I’ve been doing a lot. Nothing too major, but more than I’ve been able to do in at least a year and a half. I cleaned out the garage and organized it so it was at least presentable. I cleaned out a cabinet in the kitchen. I dug out all our old laptops to see what we might be able to sell. I’ve started taking out the garbage bins on Tuesday, and bringing them in on Wednesday. It would be a lot for a 90-year-old, so I guess I’m in that category right now. I take naps. I’m cold all the time. I like caramel covered popcorn. Maybe I am an old person.
I finally sent a letter to my liver donor family. I emailed it to our social worker at the hospital, and she’ll get it to the organ group who then asks if the family would like to receive it. I really hope they write back. I would love to learn more about the person. I asked Laura about my organ donors when I saw her on Monday. She said the liver came from a guy who liked to work out or liked to look good. And the kidney came from a woman who was happy to be dancing in heaven and that she might have either been a larger person and lost a lot of weight or has lost physical weight now that she’s passed. Nice things to think about.
February 24, 2025
I was at the hospital today for a dermatologist appointment. My doctor is great, and she deals with other transplant patients. Clean bill of health today. She froze a little growth on my forehead because I asked if she could.

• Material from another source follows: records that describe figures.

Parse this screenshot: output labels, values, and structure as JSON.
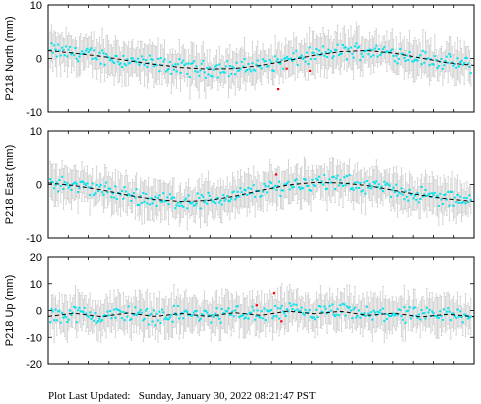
{
  "footer": {
    "label": "Plot Last Updated:",
    "timestamp": "Sunday, January 30, 2022 08:21:47 PST"
  },
  "chart_data": [
    {
      "type": "scatter",
      "ylabel": "P218 North (mm)",
      "ylim": [
        -10,
        10
      ],
      "yticks": [
        -10,
        0,
        10
      ],
      "grid": false,
      "colors": {
        "points": "#00e5ee",
        "errorbars": "#cccccc",
        "model": "#000000",
        "outliers": "#ff0000"
      },
      "model_series": {
        "x": [
          0,
          25,
          50,
          75,
          100,
          125,
          150,
          175,
          200,
          225,
          250,
          275,
          300,
          325,
          350,
          375,
          400
        ],
        "y": [
          1.5,
          1.0,
          0.4,
          -0.4,
          -1.1,
          -1.7,
          -2.0,
          -1.9,
          -1.3,
          -0.4,
          0.6,
          1.3,
          1.5,
          1.0,
          0.1,
          -0.8,
          -1.3
        ]
      },
      "outliers": [
        {
          "x": 246,
          "y": -2.3
        },
        {
          "x": 216,
          "y": -5.7
        },
        {
          "x": 224,
          "y": -1.9
        }
      ]
    },
    {
      "type": "scatter",
      "ylabel": "P218 East (mm)",
      "ylim": [
        -10,
        10
      ],
      "yticks": [
        -10,
        0,
        10
      ],
      "grid": false,
      "colors": {
        "points": "#00e5ee",
        "errorbars": "#cccccc",
        "model": "#000000",
        "outliers": "#ff0000"
      },
      "model_series": {
        "x": [
          0,
          25,
          50,
          75,
          100,
          125,
          150,
          175,
          200,
          225,
          250,
          275,
          300,
          325,
          350,
          375,
          400
        ],
        "y": [
          0.3,
          -0.2,
          -1.0,
          -2.0,
          -2.8,
          -3.2,
          -3.0,
          -2.2,
          -1.1,
          -0.1,
          0.4,
          0.3,
          -0.2,
          -1.1,
          -2.0,
          -2.7,
          -3.2
        ]
      },
      "outliers": [
        {
          "x": 214,
          "y": 1.9
        }
      ]
    },
    {
      "type": "scatter",
      "ylabel": "P218 Up (mm)",
      "ylim": [
        -20,
        20
      ],
      "yticks": [
        -20,
        -10,
        0,
        10,
        20
      ],
      "grid": false,
      "colors": {
        "points": "#00e5ee",
        "errorbars": "#cccccc",
        "model": "#000000",
        "outliers": "#ff0000"
      },
      "model_series": {
        "x": [
          0,
          25,
          50,
          75,
          100,
          125,
          150,
          175,
          200,
          225,
          250,
          275,
          300,
          325,
          350,
          375,
          400
        ],
        "y": [
          -2.2,
          -1.0,
          -2.3,
          -0.9,
          -2.2,
          -1.1,
          -2.2,
          -0.8,
          -1.8,
          -0.2,
          -1.2,
          -0.3,
          -1.8,
          -1.0,
          -2.4,
          -1.4,
          -2.3
        ]
      },
      "outliers": [
        {
          "x": 196,
          "y": 2.0
        },
        {
          "x": 212,
          "y": 6.5
        },
        {
          "x": 219,
          "y": -4.0
        }
      ]
    }
  ]
}
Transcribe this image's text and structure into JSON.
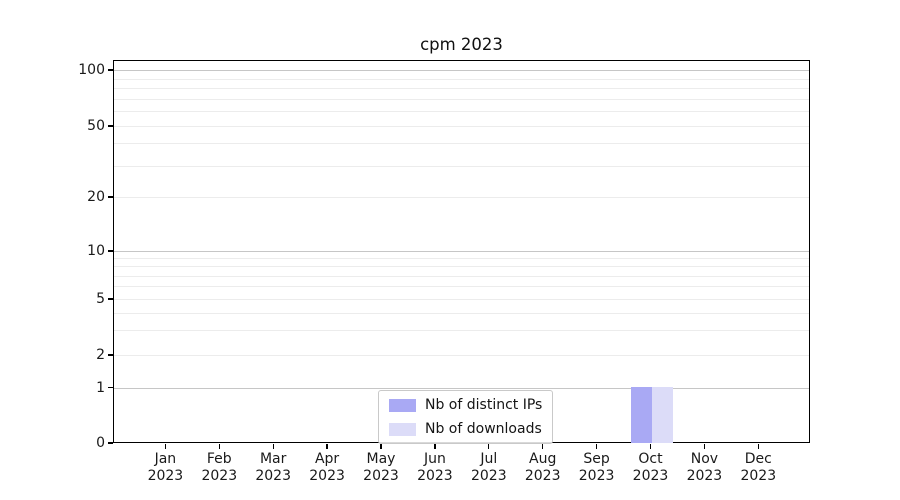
{
  "chart_data": {
    "type": "bar",
    "title": "cpm 2023",
    "categories": [
      "Jan 2023",
      "Feb 2023",
      "Mar 2023",
      "Apr 2023",
      "May 2023",
      "Jun 2023",
      "Jul 2023",
      "Aug 2023",
      "Sep 2023",
      "Oct 2023",
      "Nov 2023",
      "Dec 2023"
    ],
    "series": [
      {
        "name": "Nb of distinct IPs",
        "color": "#a9a9f4",
        "values": [
          0,
          0,
          0,
          0,
          0,
          0,
          0,
          0,
          0,
          1,
          0,
          0
        ]
      },
      {
        "name": "Nb of downloads",
        "color": "#dcdcf8",
        "values": [
          0,
          0,
          0,
          0,
          0,
          0,
          0,
          0,
          0,
          1,
          0,
          0
        ]
      }
    ],
    "yscale": "symlog",
    "ylim": [
      0,
      120
    ],
    "y_tick_values": [
      100,
      50,
      20,
      10,
      5,
      2,
      1,
      0
    ],
    "y_tick_labels": [
      "100",
      "50",
      "20",
      "10",
      "5",
      "2",
      "1",
      "0"
    ],
    "y_minor_values": [
      90,
      80,
      70,
      60,
      40,
      30,
      9,
      8,
      7,
      6,
      4,
      3
    ],
    "y_major_grid_values": [
      100,
      10,
      1
    ],
    "xlabel": "",
    "ylabel": "",
    "grid": "horizontal",
    "legend_position": "lower center",
    "colors": {
      "major_grid": "#c6c6c6",
      "minor_grid": "#ececec",
      "spine": "#000000",
      "bar_distinct_ips": "#a9a9f4",
      "bar_downloads": "#dcdcf8"
    }
  }
}
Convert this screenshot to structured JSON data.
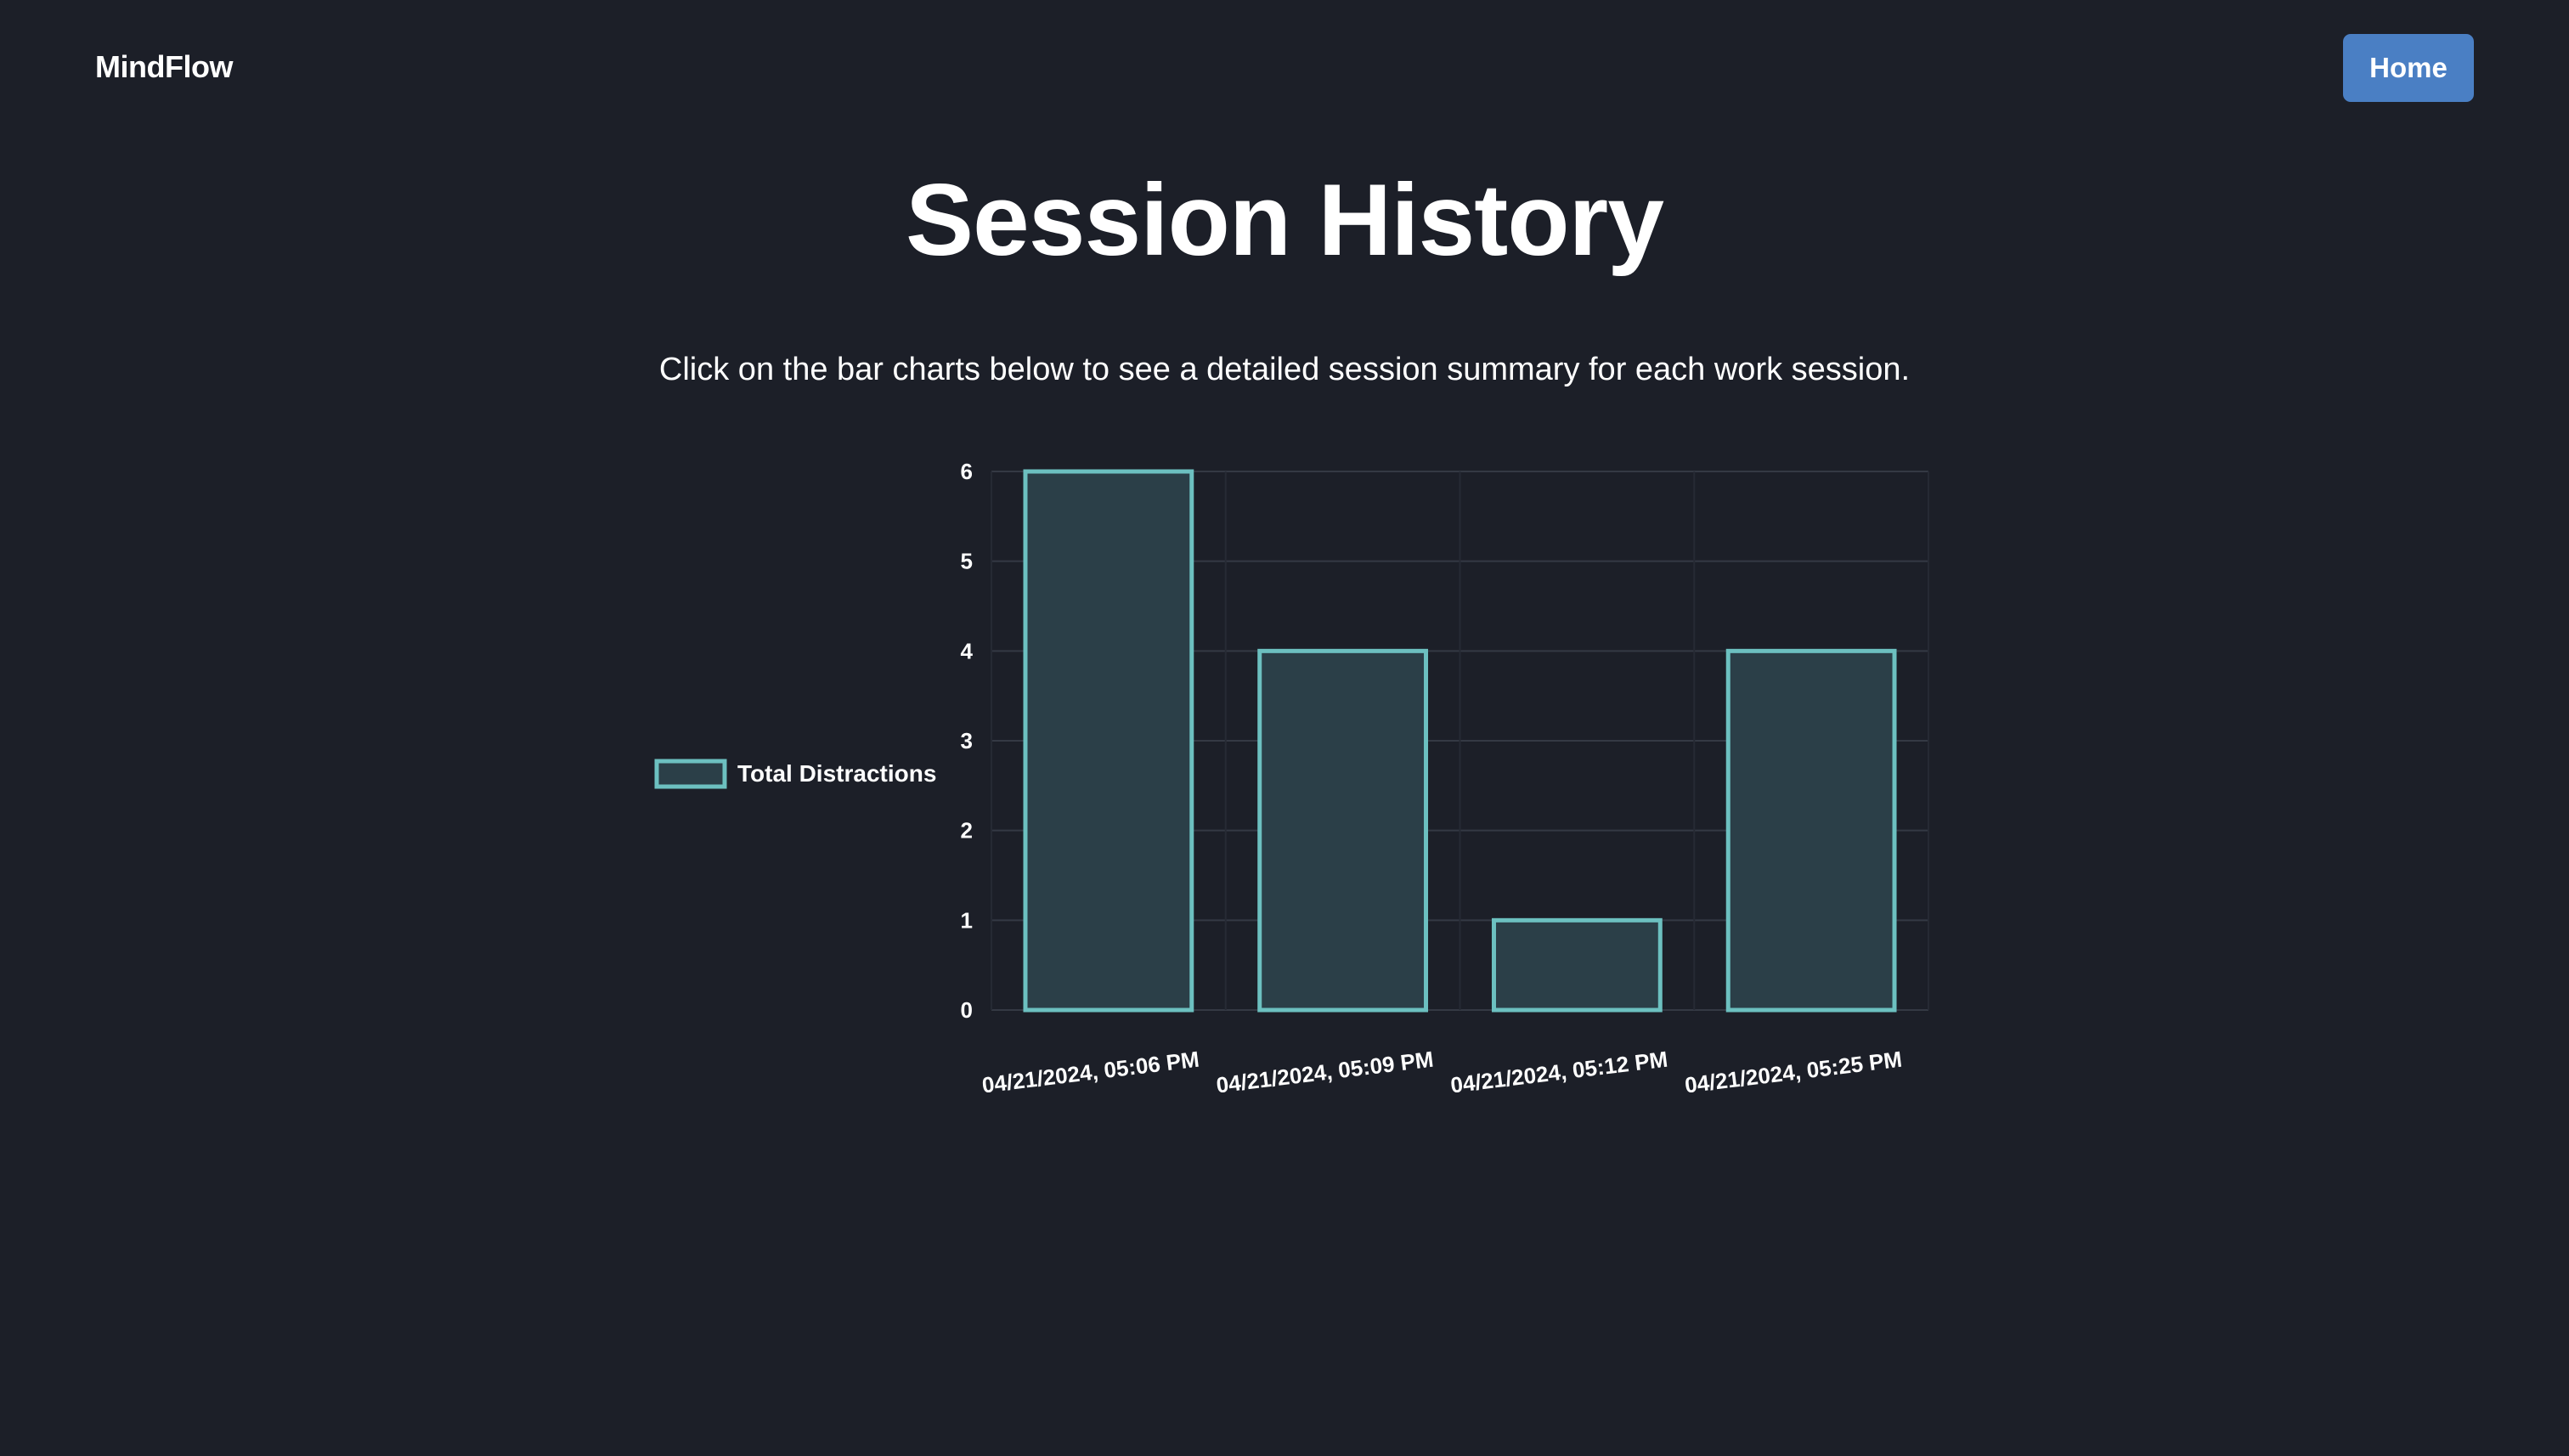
{
  "header": {
    "brand": "MindFlow",
    "home_label": "Home"
  },
  "main": {
    "title": "Session History",
    "subtitle": "Click on the bar charts below to see a detailed session summary for each work session."
  },
  "colors": {
    "background": "#1c1f28",
    "accent": "#4a7fc4",
    "bar_border": "#6cc0c0",
    "bar_fill": "#2b3f48",
    "grid": "#343944"
  },
  "chart_data": {
    "type": "bar",
    "categories": [
      "04/21/2024, 05:06 PM",
      "04/21/2024, 05:09 PM",
      "04/21/2024, 05:12 PM",
      "04/21/2024, 05:25 PM"
    ],
    "series": [
      {
        "name": "Total Distractions",
        "values": [
          6,
          4,
          1,
          4
        ]
      }
    ],
    "ylim": [
      0,
      6
    ],
    "yticks": [
      0,
      1,
      2,
      3,
      4,
      5,
      6
    ],
    "grid": true,
    "legend_position": "left",
    "xlabel": "",
    "ylabel": ""
  }
}
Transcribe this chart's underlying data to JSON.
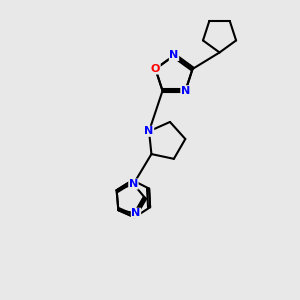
{
  "background_color": "#e8e8e8",
  "bond_color": "#000000",
  "n_color": "#0000ff",
  "o_color": "#ff0000",
  "font_size_atoms": 9,
  "line_width": 1.5,
  "figsize": [
    3.0,
    3.0
  ],
  "dpi": 100,
  "xlim": [
    0,
    10
  ],
  "ylim": [
    0,
    10
  ]
}
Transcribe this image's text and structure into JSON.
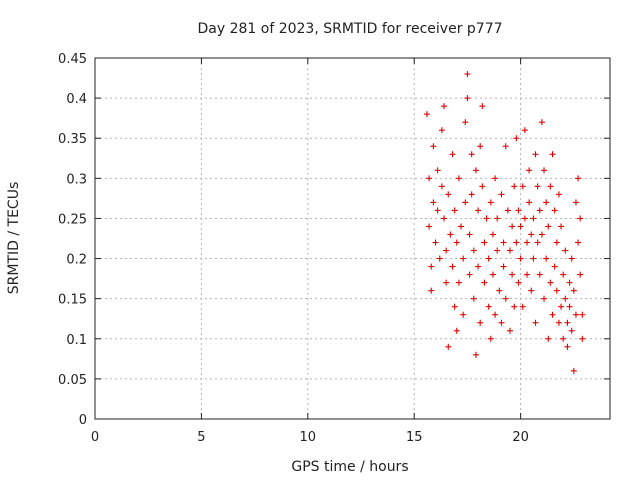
{
  "chart_data": {
    "type": "scatter",
    "title": "Day 281 of 2023, SRMTID for receiver p777",
    "xlabel": "GPS time / hours",
    "ylabel": "SRMTID / TECUs",
    "xlim": [
      0,
      24.2
    ],
    "ylim": [
      0,
      0.45
    ],
    "xticks": [
      0,
      5,
      10,
      15,
      20
    ],
    "yticks": [
      0,
      0.05,
      0.1,
      0.15,
      0.2,
      0.25,
      0.3,
      0.35,
      0.4,
      0.45
    ],
    "marker": "+",
    "color": "#e00000",
    "grid": true,
    "series": [
      {
        "name": "SRMTID",
        "points": [
          [
            15.6,
            0.38
          ],
          [
            15.7,
            0.3
          ],
          [
            15.7,
            0.24
          ],
          [
            15.8,
            0.19
          ],
          [
            15.8,
            0.16
          ],
          [
            15.9,
            0.34
          ],
          [
            15.9,
            0.27
          ],
          [
            16.0,
            0.22
          ],
          [
            16.1,
            0.31
          ],
          [
            16.1,
            0.26
          ],
          [
            16.2,
            0.2
          ],
          [
            16.3,
            0.29
          ],
          [
            16.3,
            0.36
          ],
          [
            16.4,
            0.39
          ],
          [
            16.4,
            0.25
          ],
          [
            16.5,
            0.21
          ],
          [
            16.5,
            0.17
          ],
          [
            16.6,
            0.28
          ],
          [
            16.6,
            0.09
          ],
          [
            16.7,
            0.23
          ],
          [
            16.8,
            0.33
          ],
          [
            16.8,
            0.19
          ],
          [
            16.9,
            0.14
          ],
          [
            16.9,
            0.26
          ],
          [
            17.0,
            0.22
          ],
          [
            17.0,
            0.11
          ],
          [
            17.1,
            0.3
          ],
          [
            17.1,
            0.17
          ],
          [
            17.2,
            0.24
          ],
          [
            17.3,
            0.2
          ],
          [
            17.3,
            0.13
          ],
          [
            17.4,
            0.37
          ],
          [
            17.4,
            0.27
          ],
          [
            17.5,
            0.43
          ],
          [
            17.5,
            0.4
          ],
          [
            17.6,
            0.23
          ],
          [
            17.6,
            0.18
          ],
          [
            17.7,
            0.33
          ],
          [
            17.7,
            0.28
          ],
          [
            17.8,
            0.21
          ],
          [
            17.8,
            0.15
          ],
          [
            17.9,
            0.31
          ],
          [
            17.9,
            0.08
          ],
          [
            18.0,
            0.26
          ],
          [
            18.0,
            0.19
          ],
          [
            18.1,
            0.34
          ],
          [
            18.1,
            0.12
          ],
          [
            18.2,
            0.39
          ],
          [
            18.2,
            0.29
          ],
          [
            18.3,
            0.22
          ],
          [
            18.3,
            0.17
          ],
          [
            18.4,
            0.25
          ],
          [
            18.5,
            0.14
          ],
          [
            18.5,
            0.2
          ],
          [
            18.6,
            0.27
          ],
          [
            18.6,
            0.1
          ],
          [
            18.7,
            0.23
          ],
          [
            18.7,
            0.18
          ],
          [
            18.8,
            0.3
          ],
          [
            18.8,
            0.13
          ],
          [
            18.9,
            0.25
          ],
          [
            18.9,
            0.21
          ],
          [
            19.0,
            0.16
          ],
          [
            19.1,
            0.28
          ],
          [
            19.1,
            0.12
          ],
          [
            19.2,
            0.22
          ],
          [
            19.2,
            0.19
          ],
          [
            19.3,
            0.34
          ],
          [
            19.3,
            0.15
          ],
          [
            19.4,
            0.26
          ],
          [
            19.5,
            0.21
          ],
          [
            19.5,
            0.11
          ],
          [
            19.6,
            0.24
          ],
          [
            19.6,
            0.18
          ],
          [
            19.7,
            0.29
          ],
          [
            19.7,
            0.14
          ],
          [
            19.8,
            0.22
          ],
          [
            19.8,
            0.35
          ],
          [
            19.9,
            0.26
          ],
          [
            19.9,
            0.17
          ],
          [
            20.0,
            0.24
          ],
          [
            20.0,
            0.2
          ],
          [
            20.1,
            0.29
          ],
          [
            20.1,
            0.14
          ],
          [
            20.2,
            0.36
          ],
          [
            20.2,
            0.25
          ],
          [
            20.3,
            0.22
          ],
          [
            20.3,
            0.18
          ],
          [
            20.4,
            0.31
          ],
          [
            20.4,
            0.27
          ],
          [
            20.5,
            0.23
          ],
          [
            20.5,
            0.16
          ],
          [
            20.6,
            0.2
          ],
          [
            20.6,
            0.25
          ],
          [
            20.7,
            0.33
          ],
          [
            20.7,
            0.12
          ],
          [
            20.8,
            0.22
          ],
          [
            20.8,
            0.29
          ],
          [
            20.9,
            0.18
          ],
          [
            20.9,
            0.26
          ],
          [
            21.0,
            0.37
          ],
          [
            21.0,
            0.23
          ],
          [
            21.1,
            0.31
          ],
          [
            21.1,
            0.15
          ],
          [
            21.2,
            0.27
          ],
          [
            21.2,
            0.2
          ],
          [
            21.3,
            0.24
          ],
          [
            21.3,
            0.1
          ],
          [
            21.4,
            0.29
          ],
          [
            21.4,
            0.17
          ],
          [
            21.5,
            0.33
          ],
          [
            21.5,
            0.13
          ],
          [
            21.6,
            0.26
          ],
          [
            21.6,
            0.19
          ],
          [
            21.7,
            0.16
          ],
          [
            21.7,
            0.22
          ],
          [
            21.8,
            0.12
          ],
          [
            21.8,
            0.28
          ],
          [
            21.9,
            0.14
          ],
          [
            21.9,
            0.24
          ],
          [
            22.0,
            0.1
          ],
          [
            22.0,
            0.18
          ],
          [
            22.1,
            0.15
          ],
          [
            22.1,
            0.21
          ],
          [
            22.2,
            0.12
          ],
          [
            22.2,
            0.09
          ],
          [
            22.3,
            0.17
          ],
          [
            22.3,
            0.14
          ],
          [
            22.4,
            0.2
          ],
          [
            22.4,
            0.11
          ],
          [
            22.5,
            0.06
          ],
          [
            22.5,
            0.16
          ],
          [
            22.6,
            0.13
          ],
          [
            22.6,
            0.27
          ],
          [
            22.7,
            0.3
          ],
          [
            22.7,
            0.22
          ],
          [
            22.8,
            0.18
          ],
          [
            22.8,
            0.25
          ],
          [
            22.9,
            0.13
          ],
          [
            22.9,
            0.1
          ]
        ]
      }
    ]
  }
}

I feel like I have to pee all the time, and I’m not sure if this is just part of the process. It gets annoying when I feel like I have to run to the bathroom for only a very little. Sometimes I have to pee a lot and it hits me all of a sudden, so it’s an emergency.
March 9, 2025
I’m back at the hospital. My numbers were a little weird last week so on Thursday the doctor said she wanted to admit me for a kidney biopsy, which showed cellular rejection, and I’m still here now, Sunday, and won’t get out until at least Tuesday. They’re giving me high doses of steroids, thymoglobulin, and Benadryl. It’s not a pleasant combination.
I had some visitors today, and I talked with some friends on the phone, which was great. Everything runs together here. I feel out of it, which doesn’t help. The steroids give me a lot of fatigue, and make my joints hurt and my legs a mind of their own. The Benadryl knocks me out, which partially counteracts the steroids, and then the thymoglobin makes me feel kind of sick. Yesterday it made me sick to my stomach and I had a headache, but not as bad today.